Disini kami kehilangan salah seorang dari jamaah surau yang aktif, bahkan sangat aktif. Ammu Ahmad, begitulah namanya, saya baru tahu namanya saat Ummu Walid memberitahu. Badannya tegap, paruh baya, suaranya mantap, dan ia gunakan kelebihannya tersebut untuk kepentingan surau kecil bawah rumah kami, yaitu sebagai muadzin. Biasanya ia datang ke surau sebelum waktu azan tiba, lalu ketika terdengar suara azan bersahut-sahutan di cakrawala, ia memulai tugasnya, mengajak para hamba Allah untuk menunaikan shalat (hayya alash shalah), dan mengajak pada kejayaan (hayya alal falah).

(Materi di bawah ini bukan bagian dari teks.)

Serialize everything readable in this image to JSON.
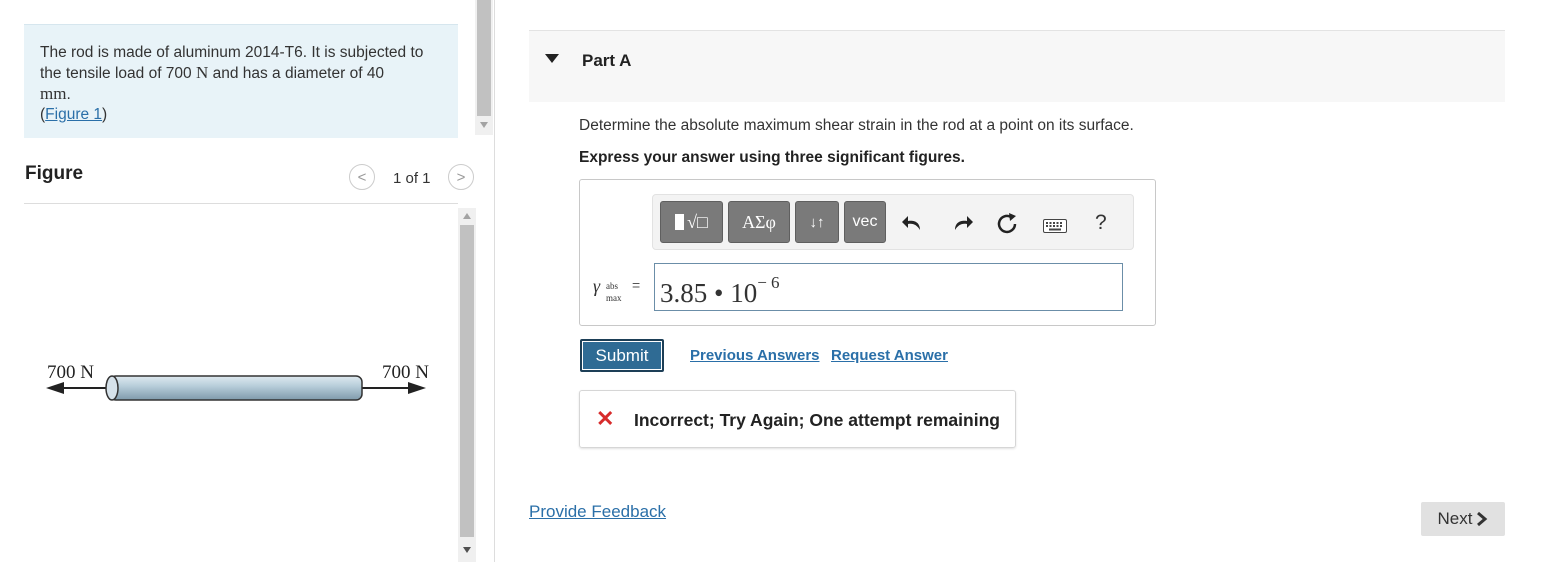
{
  "problem": {
    "text_part1": "The rod is made of aluminum 2014-T6. It is subjected to the tensile load of 700",
    "unit_N": "N",
    "text_part2": "and has a diameter of 40",
    "unit_mm": "mm",
    "period": ".",
    "figure_link": "Figure 1"
  },
  "figure": {
    "title": "Figure",
    "pager": "1 of 1",
    "prev_glyph": "<",
    "next_glyph": ">",
    "left_load": "700 N",
    "right_load": "700 N"
  },
  "part": {
    "title": "Part A",
    "question": "Determine the absolute maximum shear strain in the rod at a point on its surface.",
    "instruction": "Express your answer using three significant figures."
  },
  "toolbar": {
    "templates_label": "√□",
    "greek_label": "ΑΣφ",
    "arrows_label": "↓↑",
    "vec_label": "vec",
    "help_label": "?"
  },
  "answer": {
    "variable": "γ",
    "sub_top": "abs",
    "sub_bottom": "max",
    "equals": "=",
    "mantissa": "3.85 • 10",
    "exponent": "− 6"
  },
  "actions": {
    "submit": "Submit",
    "previous_answers": "Previous Answers",
    "request_answer": "Request Answer"
  },
  "feedback": {
    "icon": "✕",
    "message": "Incorrect; Try Again; One attempt remaining"
  },
  "footer": {
    "provide_feedback": "Provide Feedback",
    "next": "Next"
  },
  "colors": {
    "problem_bg": "#e8f3f8",
    "link": "#2a6fa8",
    "submit_bg": "#2f6b94",
    "error": "#d72b2b"
  }
}
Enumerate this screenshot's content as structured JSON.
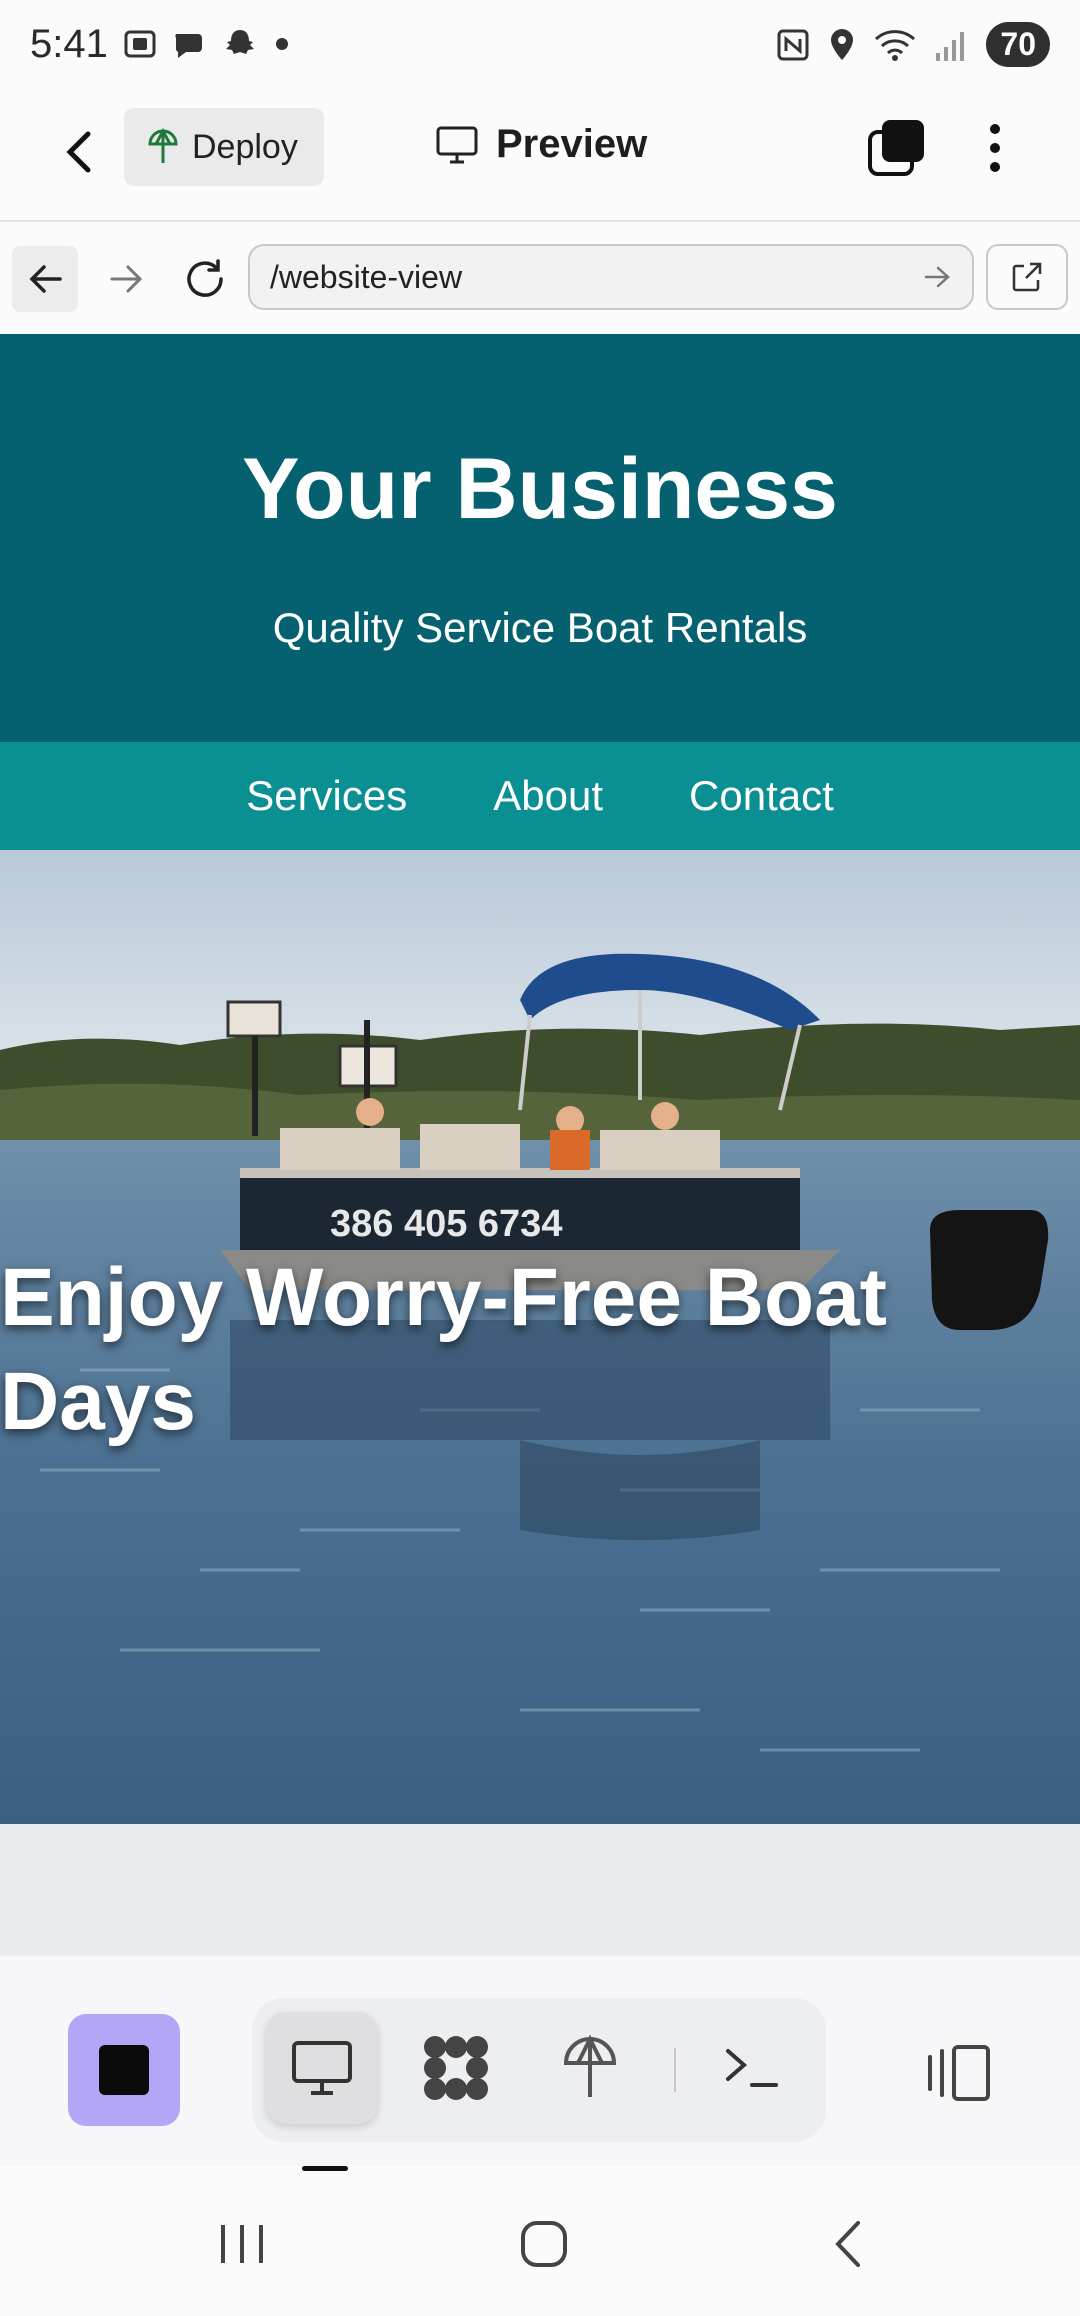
{
  "status_bar": {
    "time": "5:41",
    "battery": "70",
    "left_icons": [
      "screenshot-icon",
      "chat-icon",
      "snapchat-icon",
      "dot-icon"
    ],
    "right_icons": [
      "nfc-icon",
      "location-icon",
      "wifi-icon",
      "signal-icon"
    ]
  },
  "toolbar": {
    "back_icon": "chevron-left-icon",
    "deploy_label": "Deploy",
    "preview_label": "Preview"
  },
  "browser": {
    "url": "/website-view"
  },
  "site": {
    "title": "Your Business",
    "tagline": "Quality Service Boat Rentals",
    "nav": [
      "Services",
      "About",
      "Contact"
    ],
    "hero_heading": "Enjoy Worry-Free Boat Days",
    "hero_image": "pontoon-boat-photo",
    "colors": {
      "header_bg": "#05606f",
      "nav_bg": "#0a8f93"
    }
  },
  "dock": {
    "accent": "#b4a6f7",
    "items": [
      "monitor-icon",
      "grid-icon",
      "deploy-icon",
      "terminal-icon"
    ],
    "active_item": "monitor-icon"
  }
}
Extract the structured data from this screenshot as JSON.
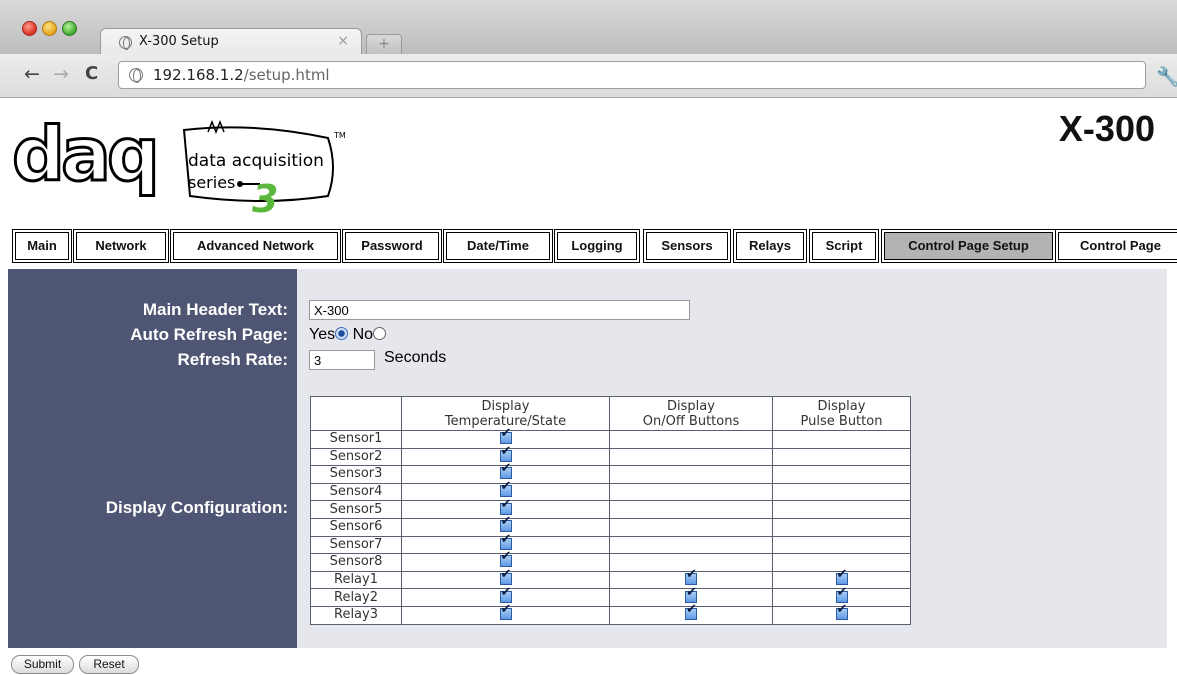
{
  "browser": {
    "tab_title": "X-300 Setup",
    "tab_close": "×",
    "new_tab": "+",
    "url_host": "192.168.1.2",
    "url_path": "/setup.html"
  },
  "header": {
    "logo_word": "daq",
    "logo_line1": "data acquisition",
    "logo_line2": "series",
    "logo_digit": "3",
    "logo_tm": "TM",
    "product_name": "X-300"
  },
  "nav": {
    "tabs": [
      {
        "label": "Main"
      },
      {
        "label": "Network"
      },
      {
        "label": "Advanced Network"
      },
      {
        "label": "Password"
      },
      {
        "label": "Date/Time"
      },
      {
        "label": "Logging"
      },
      {
        "label": "Sensors"
      },
      {
        "label": "Relays"
      },
      {
        "label": "Script"
      },
      {
        "label": "Control Page Setup",
        "active": true
      },
      {
        "label": "Control Page"
      }
    ]
  },
  "form": {
    "header_label": "Main Header Text:",
    "header_value": "X-300",
    "refresh_label": "Auto Refresh Page:",
    "refresh_yes": "Yes",
    "refresh_no": "No",
    "refresh_selected": "Yes",
    "rate_label": "Refresh Rate:",
    "rate_value": "3",
    "rate_unit": "Seconds",
    "display_label": "Display Configuration:"
  },
  "table": {
    "headers": [
      "",
      "Display\nTemperature/State",
      "Display\nOn/Off Buttons",
      "Display\nPulse Button"
    ],
    "rows": [
      {
        "name": "Sensor1",
        "temp": true,
        "onoff": false,
        "pulse": false
      },
      {
        "name": "Sensor2",
        "temp": true,
        "onoff": false,
        "pulse": false
      },
      {
        "name": "Sensor3",
        "temp": true,
        "onoff": false,
        "pulse": false
      },
      {
        "name": "Sensor4",
        "temp": true,
        "onoff": false,
        "pulse": false
      },
      {
        "name": "Sensor5",
        "temp": true,
        "onoff": false,
        "pulse": false
      },
      {
        "name": "Sensor6",
        "temp": true,
        "onoff": false,
        "pulse": false
      },
      {
        "name": "Sensor7",
        "temp": true,
        "onoff": false,
        "pulse": false
      },
      {
        "name": "Sensor8",
        "temp": true,
        "onoff": false,
        "pulse": false
      },
      {
        "name": "Relay1",
        "temp": true,
        "onoff": true,
        "pulse": true
      },
      {
        "name": "Relay2",
        "temp": true,
        "onoff": true,
        "pulse": true
      },
      {
        "name": "Relay3",
        "temp": true,
        "onoff": true,
        "pulse": true
      }
    ]
  },
  "buttons": {
    "submit": "Submit",
    "reset": "Reset"
  },
  "colors": {
    "label_panel": "#4f5673",
    "field_panel": "#e6e7ec",
    "active_tab": "#b3b3b3",
    "logo_green": "#5cb83c"
  }
}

Berminggu-minggu, berbulan-bulan, mungkin sudah genap setahun, ia tak kenal lelah untuk menunaikan tugasnya. Tanpa imbalan sesenpun, bahkan ia sendiri yang memohon kepada Pakcik Hussein (pemilik surau) untuk bisa mengumandangkan azan. Saya juga baru tahu dari Ummu Walid (istri Pakcik Hussein) kalau dia yang memohon untuk azan, saat saya dan seorang kawan dipanggil ke rumahnya. "Janna.. Janna ..," begitu ujar Ummu Walid. "Barangkali Ahmad sudah merasa bahwa ia akan pergi, oleh karena itu dia meminta kunci surau pada Pakcik Hussein setahun yang lalu untuk bisa mengajak orang lain pada kebaikan lewat kumandang azan," lanjutnya.

Ya.. Sejak kemarin kami sudah tak melihat Ammu Ahmad lagi untuk selamanya. Yang kami lihat saat ini hanya sisa bayang-bayangnya yang tertempel di pintu surau, di depan mikrophon, dan di sela-sela shaf pertama. Cakrawala telah menjadi saksi atas keikhlasannya. Allahummaghfir lahu warhamhu.

Ia bukan seorang Lc dari Al-Azhar, apalagi MA atau DR. Ia tak kenal Jam'ul Jawami'nya As-Subki, ia tak tahu Isra'iliyat dalam tafsir, apalagi hermeunitika. Ia hanya tukang potong ayam biasa, tapi ia tahu jalan, lalu ia tak kenal lelah menempuh jalannya. Dan tepat kemarin.. ia telah sampai. Andai saja ia tahu bahwa kami sekarang saling 'melempar' kunci surau.